Minimizing a function

Unconstrained Optimization

To show how the Optim package can be used, we minimize the Rosenbrock function, a classical test problem for numerical optimization. We'll assume that you've already installed the Optim package using Julia's package manager. First, we load Optim and define the Rosenbrock function:

using Optim
f(x) = (1.0 - x[1])^2 + 100.0 * (x[2] - x[1]^2)^2

Once we've defined this function, we can find the minimizer (the input that minimizes the objective) and the minimum (the value of the objective at the minimizer) using any of our favorite optimization algorithms. With a function defined, we just specify an initial point x and call optimize with a starting point x0:

x0 = [0.0, 0.0]
optimize(f, x0)

Note: it is important to pass initial_x as an array. If your problem is one-dimensional, you have to wrap it in an array. An easy way to do so is to write optimize(x->f(first(x)), [initial_x]) which make sure the input is an array, but the anonymous function automatically passes the first (and only) element onto your given f.

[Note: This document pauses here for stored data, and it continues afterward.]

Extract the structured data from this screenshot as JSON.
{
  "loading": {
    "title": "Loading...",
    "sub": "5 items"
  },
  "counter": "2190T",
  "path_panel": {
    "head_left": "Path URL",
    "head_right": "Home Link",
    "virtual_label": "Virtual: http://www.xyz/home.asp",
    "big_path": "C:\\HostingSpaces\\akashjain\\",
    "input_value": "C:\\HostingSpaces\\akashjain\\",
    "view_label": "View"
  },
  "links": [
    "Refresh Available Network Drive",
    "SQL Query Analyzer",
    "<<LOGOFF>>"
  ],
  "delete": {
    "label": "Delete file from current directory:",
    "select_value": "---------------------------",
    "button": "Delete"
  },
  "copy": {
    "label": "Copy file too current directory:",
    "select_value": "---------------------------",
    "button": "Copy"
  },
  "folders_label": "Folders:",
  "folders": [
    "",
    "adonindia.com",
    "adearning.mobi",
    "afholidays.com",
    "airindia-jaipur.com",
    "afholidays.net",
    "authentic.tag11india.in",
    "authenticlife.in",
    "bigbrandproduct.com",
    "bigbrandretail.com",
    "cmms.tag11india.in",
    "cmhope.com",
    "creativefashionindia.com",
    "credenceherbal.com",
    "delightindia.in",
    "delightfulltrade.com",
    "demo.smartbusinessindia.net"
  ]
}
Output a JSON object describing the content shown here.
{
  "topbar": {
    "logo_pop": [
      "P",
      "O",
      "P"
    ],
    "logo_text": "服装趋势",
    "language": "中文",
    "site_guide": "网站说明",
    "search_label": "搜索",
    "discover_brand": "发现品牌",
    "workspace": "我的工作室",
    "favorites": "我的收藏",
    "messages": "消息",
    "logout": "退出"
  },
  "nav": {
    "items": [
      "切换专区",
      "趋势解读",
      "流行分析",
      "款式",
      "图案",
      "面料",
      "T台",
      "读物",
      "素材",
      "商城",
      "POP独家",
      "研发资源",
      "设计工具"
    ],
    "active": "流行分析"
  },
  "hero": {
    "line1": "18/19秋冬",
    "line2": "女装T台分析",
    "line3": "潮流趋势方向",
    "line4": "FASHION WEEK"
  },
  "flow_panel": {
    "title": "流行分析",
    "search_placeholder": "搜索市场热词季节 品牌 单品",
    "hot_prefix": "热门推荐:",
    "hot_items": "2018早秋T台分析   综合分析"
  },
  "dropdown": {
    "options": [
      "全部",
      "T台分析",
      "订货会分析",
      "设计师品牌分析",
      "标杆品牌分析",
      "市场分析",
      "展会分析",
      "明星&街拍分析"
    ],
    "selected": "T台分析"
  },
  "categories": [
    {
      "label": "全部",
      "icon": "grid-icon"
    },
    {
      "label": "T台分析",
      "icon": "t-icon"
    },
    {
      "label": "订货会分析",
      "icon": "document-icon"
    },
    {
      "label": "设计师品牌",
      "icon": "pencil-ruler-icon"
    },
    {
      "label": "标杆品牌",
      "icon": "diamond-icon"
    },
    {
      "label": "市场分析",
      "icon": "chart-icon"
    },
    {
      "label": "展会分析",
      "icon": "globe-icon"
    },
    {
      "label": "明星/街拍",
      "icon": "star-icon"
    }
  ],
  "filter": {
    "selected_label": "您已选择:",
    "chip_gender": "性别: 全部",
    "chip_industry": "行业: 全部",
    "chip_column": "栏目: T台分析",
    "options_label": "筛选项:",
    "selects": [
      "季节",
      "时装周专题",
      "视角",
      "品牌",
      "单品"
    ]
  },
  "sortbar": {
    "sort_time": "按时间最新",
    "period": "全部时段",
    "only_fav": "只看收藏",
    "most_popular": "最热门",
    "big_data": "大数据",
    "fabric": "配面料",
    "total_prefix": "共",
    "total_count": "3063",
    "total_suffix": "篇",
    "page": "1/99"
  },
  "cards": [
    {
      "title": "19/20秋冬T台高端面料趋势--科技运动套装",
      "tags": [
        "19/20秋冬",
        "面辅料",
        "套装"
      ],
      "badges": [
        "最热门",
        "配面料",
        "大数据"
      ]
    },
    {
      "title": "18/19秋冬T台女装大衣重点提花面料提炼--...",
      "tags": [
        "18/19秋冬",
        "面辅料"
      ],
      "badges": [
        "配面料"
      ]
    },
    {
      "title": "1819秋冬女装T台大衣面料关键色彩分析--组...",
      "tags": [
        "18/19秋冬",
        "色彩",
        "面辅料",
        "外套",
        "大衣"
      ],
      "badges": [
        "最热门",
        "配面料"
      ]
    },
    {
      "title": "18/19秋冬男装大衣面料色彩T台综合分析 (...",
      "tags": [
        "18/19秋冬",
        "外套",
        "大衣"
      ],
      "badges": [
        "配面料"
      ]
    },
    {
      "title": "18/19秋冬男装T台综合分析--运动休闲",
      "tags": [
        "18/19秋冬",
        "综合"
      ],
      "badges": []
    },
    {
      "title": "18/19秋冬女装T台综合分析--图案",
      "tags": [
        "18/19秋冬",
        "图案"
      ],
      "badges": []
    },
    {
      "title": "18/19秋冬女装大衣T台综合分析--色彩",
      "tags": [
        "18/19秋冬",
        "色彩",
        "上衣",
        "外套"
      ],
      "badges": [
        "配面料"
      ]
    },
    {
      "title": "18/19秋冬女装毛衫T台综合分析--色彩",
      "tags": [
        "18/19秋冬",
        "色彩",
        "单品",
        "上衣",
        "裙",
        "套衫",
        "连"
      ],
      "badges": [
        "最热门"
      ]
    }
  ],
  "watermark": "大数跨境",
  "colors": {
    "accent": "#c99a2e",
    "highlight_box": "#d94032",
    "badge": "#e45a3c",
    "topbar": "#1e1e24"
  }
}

Optim will default to using the Nelder-Mead method in the multivariate case, as we did not provide a gradient. This can also be explicitly specified using:

optimize(f, x0, NelderMead())

Other solvers are available. Below, we use L-BFGS, a quasi-Newton method that requires a gradient. If we pass f alone, Optim will construct an approximate gradient for us using central finite differencing:

optimize(f, x0, LBFGS())

For better performance and greater precision, you can pass your own gradient function. If your objective is written in all Julia code with no special calls to external (that is non-Julia) libraries, you can also use automatic differentiation, by using the autodiff keyword and setting it to :forward:

optimize(f, x0, LBFGS(); autodiff = :forward)

For the Rosenbrock example, the analytical gradient can be shown to be:

function g!(G, x)
    G[1] = -2.0 * (1.0 - x[1]) - 400.0 * (x[2] - x[1]^2) * x[1]
    G[2] = 200.0 * (x[2] - x[1]^2)
end

Note, that the functions we're using to calculate the gradient (and later the Hessian h!) of the Rosenbrock function mutate a fixed-sized storage array, which is passed as an additional argument called G (or H for the Hessian) in these examples. By mutating a single array over many iterations, this style of function definition removes the sometimes considerable costs associated with allocating a new array during each call to the g! or h! functions. If you prefer to have your gradients simply accept an x, you can still use optimize by setting the inplace keyword to false:

optimize(f, g, x0; inplace = false)

where g is a function of x only.

Returning to our in-place version, you simply pass g! together with f from before to use the gradient:

optimize(f, g!, x0, LBFGS())

For some methods, like simulated annealing, the gradient will be ignored:

optimize(f, g!, x0, SimulatedAnnealing())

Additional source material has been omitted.